SERIES: A New Social Compact? Rising Inequality, Intransigent Poverty, and the Path Forward
We are all familiar with the social sciences as an academic category, but we don’t often stop to think about how much is bundled into this modest label: anthropology, economics, law, linguistics, political science, communication, psychology, and sociology, just for a start. Scholars in these fields have a shared goal: to understand how we live together, what works and what doesn’t in our social lives, and how we could do it all better.
In 2004, Stanford established the Institute for Research in the Social Sciences (known colloquially as IRiSS and pronounced like the flower) to give researchers the space and leisure to work on these goals. In this annual series of public lectures, the Executive Director of IRiSS invites colleagues to Stanford for a discussion of each guest’s research and to give you, the audience, ample time to engage in the conversation. This year's series, A New Social Compact?, is organized in collaboration with the Stanford Center on Poverty and Inequality.

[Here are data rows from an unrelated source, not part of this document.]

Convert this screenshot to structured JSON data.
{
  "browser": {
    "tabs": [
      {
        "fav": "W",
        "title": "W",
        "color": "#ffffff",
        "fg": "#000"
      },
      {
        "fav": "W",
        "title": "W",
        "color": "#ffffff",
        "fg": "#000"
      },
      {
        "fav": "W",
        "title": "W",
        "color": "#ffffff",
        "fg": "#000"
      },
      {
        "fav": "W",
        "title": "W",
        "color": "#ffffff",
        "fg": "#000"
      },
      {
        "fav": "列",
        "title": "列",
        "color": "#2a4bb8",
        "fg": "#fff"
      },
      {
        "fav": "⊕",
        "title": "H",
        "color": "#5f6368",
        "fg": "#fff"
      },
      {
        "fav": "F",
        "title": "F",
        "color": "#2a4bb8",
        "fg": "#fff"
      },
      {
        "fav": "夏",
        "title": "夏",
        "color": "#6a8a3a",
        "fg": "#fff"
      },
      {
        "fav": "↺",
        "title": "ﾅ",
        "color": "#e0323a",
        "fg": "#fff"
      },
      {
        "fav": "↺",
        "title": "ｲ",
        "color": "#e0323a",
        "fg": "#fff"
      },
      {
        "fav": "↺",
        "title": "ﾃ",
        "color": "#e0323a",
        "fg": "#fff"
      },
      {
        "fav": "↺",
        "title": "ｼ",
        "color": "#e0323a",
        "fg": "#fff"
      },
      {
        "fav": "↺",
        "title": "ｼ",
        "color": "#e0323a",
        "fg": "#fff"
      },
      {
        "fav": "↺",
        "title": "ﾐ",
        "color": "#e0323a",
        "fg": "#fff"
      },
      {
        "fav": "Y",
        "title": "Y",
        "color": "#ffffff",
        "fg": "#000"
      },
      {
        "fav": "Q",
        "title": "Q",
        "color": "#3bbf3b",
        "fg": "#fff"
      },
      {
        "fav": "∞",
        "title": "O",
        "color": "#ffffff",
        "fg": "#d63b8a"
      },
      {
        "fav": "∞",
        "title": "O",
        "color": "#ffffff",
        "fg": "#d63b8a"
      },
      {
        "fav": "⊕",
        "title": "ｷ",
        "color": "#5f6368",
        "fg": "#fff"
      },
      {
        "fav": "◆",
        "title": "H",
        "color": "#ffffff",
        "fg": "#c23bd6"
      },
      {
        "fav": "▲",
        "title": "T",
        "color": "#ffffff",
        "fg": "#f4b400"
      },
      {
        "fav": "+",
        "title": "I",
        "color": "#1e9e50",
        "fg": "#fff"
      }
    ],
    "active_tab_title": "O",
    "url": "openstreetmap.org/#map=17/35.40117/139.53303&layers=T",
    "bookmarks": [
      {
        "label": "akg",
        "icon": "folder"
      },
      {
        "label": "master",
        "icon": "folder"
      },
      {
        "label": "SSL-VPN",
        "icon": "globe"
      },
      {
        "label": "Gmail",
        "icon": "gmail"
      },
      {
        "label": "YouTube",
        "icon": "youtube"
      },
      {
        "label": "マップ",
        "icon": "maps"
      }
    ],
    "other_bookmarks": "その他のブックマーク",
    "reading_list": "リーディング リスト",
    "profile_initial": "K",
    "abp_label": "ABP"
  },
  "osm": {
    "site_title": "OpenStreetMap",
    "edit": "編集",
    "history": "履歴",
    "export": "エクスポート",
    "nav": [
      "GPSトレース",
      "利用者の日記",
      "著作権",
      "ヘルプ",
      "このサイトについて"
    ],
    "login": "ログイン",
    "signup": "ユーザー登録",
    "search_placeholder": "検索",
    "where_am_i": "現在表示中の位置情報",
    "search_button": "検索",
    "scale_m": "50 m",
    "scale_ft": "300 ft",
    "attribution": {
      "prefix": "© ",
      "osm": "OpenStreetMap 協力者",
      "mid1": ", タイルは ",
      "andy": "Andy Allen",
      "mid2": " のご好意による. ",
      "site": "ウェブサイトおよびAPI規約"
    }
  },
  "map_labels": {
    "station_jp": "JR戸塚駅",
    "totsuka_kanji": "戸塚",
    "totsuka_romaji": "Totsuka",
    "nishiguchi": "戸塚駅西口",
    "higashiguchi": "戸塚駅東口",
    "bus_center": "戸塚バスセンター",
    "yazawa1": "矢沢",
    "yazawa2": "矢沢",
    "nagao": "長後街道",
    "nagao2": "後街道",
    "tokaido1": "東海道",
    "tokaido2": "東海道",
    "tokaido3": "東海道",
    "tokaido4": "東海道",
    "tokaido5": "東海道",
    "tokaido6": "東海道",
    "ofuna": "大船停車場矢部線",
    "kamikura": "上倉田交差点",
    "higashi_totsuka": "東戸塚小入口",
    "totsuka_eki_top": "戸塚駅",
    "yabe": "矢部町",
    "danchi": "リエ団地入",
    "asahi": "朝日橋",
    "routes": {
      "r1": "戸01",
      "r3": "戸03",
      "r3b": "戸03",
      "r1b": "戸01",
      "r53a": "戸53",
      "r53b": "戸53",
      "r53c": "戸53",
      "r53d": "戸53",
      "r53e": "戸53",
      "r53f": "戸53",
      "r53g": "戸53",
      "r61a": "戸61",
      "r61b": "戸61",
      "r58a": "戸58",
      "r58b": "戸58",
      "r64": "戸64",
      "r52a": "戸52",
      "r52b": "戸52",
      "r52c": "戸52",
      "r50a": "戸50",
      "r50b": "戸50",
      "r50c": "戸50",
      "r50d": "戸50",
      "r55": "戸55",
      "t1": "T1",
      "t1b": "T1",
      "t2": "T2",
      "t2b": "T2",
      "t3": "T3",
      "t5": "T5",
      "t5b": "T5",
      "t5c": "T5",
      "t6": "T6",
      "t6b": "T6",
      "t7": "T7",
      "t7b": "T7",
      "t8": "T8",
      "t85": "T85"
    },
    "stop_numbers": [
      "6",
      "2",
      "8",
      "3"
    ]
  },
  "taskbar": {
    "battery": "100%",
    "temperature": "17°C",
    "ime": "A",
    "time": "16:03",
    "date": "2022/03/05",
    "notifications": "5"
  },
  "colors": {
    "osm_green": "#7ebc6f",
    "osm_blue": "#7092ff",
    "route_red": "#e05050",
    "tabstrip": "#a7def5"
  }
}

Income and Wealth Inequality: Evidence and Policy Implications
How is inequality connected to our schools, our governments, and even the taxes we pay? In this lecture, Emmanuel Saez will present evidence on income and wealth inequality gathered by a group of researchers in the World Top Incomes Database. The database includes top income and wealth share for more than twenty countries. Saez will explain the key findings, focusing particularly on the United States, and will discuss the role of technology, globalization, education, government regulations, and tax policy in explaining those findings.
Emmanuel Saez, Professor of Economics, UC Berkeley
Emmanuel Saez holds the Chancellor’s Professorship of Tax Policy and Public Finance and is director of the Center for Equitable Growth at UC Berkeley. He was awarded the John Bates Clark medal of the American Economic Association in 2009 and a MacArthur Fellowship in 2010.